「それも全部、圭太君が朝倉さんを保健師に運んだせいよ!あの日から、圭太君私よりも朝倉さんばっかり見てて……」

それから暫くして突然瀬川さんは血相を変えて、涙を浮かべながら憎悪の目をこちらに向けてきた。

「だから、私はあなたのことが大嫌い!私はあんなに頑張って圭太君に振り向いてもらったのに、何で朝倉さんなの!?それなのに悠介にまで近付いて、もう本当に目障りなのよ!!」

そして、捲し立てるように瀬川さんは私を罵倒すると、唇を噛み締めながら浮かべていた涙をポロポロと溢す。

私はこんなに人から嫌われたことがなかったので、ショックのあまり暫く体が動かない。

あの時は向こうから一緒に学校へ行こうと誘ってきたのに、まさかこんなに憎まれていたなんて思いもしなかった。

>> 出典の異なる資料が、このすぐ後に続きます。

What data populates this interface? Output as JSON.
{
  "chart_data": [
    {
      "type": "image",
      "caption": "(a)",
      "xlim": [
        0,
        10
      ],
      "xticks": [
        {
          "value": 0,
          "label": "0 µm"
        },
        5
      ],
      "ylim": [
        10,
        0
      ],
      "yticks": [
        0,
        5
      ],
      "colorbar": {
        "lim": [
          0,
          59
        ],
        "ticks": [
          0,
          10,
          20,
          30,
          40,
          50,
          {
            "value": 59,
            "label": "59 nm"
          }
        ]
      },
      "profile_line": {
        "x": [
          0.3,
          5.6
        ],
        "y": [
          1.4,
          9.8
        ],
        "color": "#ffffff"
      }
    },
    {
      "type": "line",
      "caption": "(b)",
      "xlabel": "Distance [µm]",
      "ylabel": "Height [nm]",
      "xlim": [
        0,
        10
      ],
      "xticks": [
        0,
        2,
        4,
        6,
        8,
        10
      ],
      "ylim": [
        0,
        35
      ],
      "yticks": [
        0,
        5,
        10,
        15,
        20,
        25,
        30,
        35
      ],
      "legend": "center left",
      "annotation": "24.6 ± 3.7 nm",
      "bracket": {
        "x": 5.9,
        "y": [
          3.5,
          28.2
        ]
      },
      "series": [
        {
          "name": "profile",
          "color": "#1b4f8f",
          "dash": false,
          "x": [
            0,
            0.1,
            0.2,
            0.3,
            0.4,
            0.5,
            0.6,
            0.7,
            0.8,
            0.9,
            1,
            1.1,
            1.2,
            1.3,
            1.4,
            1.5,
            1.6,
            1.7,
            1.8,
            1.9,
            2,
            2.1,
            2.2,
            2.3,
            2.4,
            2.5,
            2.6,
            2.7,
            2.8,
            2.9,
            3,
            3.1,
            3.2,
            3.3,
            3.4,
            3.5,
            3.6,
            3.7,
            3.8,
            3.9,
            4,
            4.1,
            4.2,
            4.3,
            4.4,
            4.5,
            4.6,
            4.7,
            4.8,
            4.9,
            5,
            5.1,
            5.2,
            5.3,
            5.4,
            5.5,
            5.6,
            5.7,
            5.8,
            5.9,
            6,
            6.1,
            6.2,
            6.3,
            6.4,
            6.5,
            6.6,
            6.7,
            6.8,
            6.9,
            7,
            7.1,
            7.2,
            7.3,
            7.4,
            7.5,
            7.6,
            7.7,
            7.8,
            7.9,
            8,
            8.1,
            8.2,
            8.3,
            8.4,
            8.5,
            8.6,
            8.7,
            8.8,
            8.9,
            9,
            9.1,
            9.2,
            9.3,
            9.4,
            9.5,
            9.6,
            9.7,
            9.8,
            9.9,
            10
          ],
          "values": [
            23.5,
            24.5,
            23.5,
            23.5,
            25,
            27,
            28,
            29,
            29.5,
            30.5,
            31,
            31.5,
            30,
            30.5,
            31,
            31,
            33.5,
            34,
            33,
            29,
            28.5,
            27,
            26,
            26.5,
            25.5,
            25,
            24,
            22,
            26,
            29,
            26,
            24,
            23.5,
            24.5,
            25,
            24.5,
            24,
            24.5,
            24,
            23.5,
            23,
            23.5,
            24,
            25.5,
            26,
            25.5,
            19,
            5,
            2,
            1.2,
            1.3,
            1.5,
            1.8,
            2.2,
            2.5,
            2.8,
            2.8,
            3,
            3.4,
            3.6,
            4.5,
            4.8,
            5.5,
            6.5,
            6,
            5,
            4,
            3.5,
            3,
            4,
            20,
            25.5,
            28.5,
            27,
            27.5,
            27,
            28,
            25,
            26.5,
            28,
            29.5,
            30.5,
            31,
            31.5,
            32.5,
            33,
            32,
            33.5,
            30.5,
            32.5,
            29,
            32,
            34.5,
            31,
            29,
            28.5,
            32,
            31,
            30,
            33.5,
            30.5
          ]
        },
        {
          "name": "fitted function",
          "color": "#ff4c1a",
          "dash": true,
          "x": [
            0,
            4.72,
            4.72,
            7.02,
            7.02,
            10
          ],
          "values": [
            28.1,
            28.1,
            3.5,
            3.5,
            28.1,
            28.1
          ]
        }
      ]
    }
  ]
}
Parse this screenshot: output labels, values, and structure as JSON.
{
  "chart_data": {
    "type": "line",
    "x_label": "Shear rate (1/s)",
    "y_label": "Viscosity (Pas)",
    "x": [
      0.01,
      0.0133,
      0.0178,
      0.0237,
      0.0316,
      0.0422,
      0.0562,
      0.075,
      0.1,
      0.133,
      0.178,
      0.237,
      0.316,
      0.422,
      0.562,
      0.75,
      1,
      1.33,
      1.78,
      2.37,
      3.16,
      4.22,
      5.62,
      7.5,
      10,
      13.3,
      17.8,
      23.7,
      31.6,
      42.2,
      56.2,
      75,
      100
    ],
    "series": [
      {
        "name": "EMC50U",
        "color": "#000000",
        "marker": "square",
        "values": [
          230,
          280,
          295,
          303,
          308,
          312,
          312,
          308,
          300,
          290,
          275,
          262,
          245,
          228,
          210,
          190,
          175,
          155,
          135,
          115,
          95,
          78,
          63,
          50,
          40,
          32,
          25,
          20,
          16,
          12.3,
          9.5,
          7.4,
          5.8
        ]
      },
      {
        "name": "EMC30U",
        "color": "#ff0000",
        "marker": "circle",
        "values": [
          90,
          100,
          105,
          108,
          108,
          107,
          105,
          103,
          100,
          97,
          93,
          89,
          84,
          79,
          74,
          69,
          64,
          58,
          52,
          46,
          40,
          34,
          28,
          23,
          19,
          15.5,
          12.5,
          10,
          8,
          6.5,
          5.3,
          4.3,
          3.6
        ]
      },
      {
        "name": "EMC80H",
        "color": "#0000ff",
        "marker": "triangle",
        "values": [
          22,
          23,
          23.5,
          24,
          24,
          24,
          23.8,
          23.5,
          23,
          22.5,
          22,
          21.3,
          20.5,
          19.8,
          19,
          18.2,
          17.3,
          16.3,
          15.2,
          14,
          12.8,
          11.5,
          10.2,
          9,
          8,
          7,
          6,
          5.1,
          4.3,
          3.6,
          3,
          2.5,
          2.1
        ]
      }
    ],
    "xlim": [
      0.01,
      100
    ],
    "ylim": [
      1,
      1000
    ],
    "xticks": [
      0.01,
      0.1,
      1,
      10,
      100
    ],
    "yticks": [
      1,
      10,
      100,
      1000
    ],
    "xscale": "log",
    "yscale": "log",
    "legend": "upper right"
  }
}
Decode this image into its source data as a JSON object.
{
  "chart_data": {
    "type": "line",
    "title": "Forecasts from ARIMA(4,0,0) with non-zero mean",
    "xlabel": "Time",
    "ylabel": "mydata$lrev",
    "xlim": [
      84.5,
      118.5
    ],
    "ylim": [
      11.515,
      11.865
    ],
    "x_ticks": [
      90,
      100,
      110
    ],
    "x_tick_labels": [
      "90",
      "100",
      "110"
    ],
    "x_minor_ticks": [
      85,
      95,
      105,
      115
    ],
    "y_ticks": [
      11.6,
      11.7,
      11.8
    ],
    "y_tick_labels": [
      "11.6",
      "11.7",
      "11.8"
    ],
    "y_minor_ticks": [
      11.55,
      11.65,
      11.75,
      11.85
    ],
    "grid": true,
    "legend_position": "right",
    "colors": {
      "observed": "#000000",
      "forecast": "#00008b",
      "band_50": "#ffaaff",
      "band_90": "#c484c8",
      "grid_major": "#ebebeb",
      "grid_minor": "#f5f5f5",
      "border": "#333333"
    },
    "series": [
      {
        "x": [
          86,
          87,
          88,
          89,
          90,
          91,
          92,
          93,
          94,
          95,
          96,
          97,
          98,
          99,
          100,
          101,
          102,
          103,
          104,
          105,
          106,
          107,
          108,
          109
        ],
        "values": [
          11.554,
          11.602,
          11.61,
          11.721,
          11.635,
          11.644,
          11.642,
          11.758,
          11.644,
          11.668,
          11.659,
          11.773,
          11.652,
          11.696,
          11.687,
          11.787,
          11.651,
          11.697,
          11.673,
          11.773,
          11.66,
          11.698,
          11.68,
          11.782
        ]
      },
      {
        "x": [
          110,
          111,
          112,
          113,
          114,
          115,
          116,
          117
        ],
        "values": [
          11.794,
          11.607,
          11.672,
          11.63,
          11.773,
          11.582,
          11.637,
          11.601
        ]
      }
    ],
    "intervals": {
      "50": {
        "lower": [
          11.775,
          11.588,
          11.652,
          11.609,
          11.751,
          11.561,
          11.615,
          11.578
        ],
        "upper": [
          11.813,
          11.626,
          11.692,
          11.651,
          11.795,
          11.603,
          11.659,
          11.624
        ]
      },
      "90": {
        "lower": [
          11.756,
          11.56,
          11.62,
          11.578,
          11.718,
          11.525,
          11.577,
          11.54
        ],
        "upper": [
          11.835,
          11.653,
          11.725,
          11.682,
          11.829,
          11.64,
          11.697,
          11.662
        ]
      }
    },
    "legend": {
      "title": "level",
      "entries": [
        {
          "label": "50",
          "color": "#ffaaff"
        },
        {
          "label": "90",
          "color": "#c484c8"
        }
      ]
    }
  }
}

それに、一杉君がそこまで私に気を向けていたなんて……。

確かに、あれからよく話しかけられるようになったけど、向こうは女の子慣れしてそうだし、そもそも一杉君には興味がないから深くは考えなかったけど、その裏ではそんな事になっていたとは。


……。


………でも、それが何だと言うのだろう。


そんなのは、不可抗力であって、私が相馬君とこういう風になったのは全部瀬川さんのせいであって。

確かに、何も知らない瀬川さんからすれば、面白くない話だろうし、気持ちもわからなくはない。

でも、そんな相馬君の気持ちを踏みにじって、一杉君にあんなにも狂って勝手に嫉妬されて。

そんな中で、私は相馬君の苦しむ姿を見ながら、必死になって瀬川さんのために探し物をしていたというのに。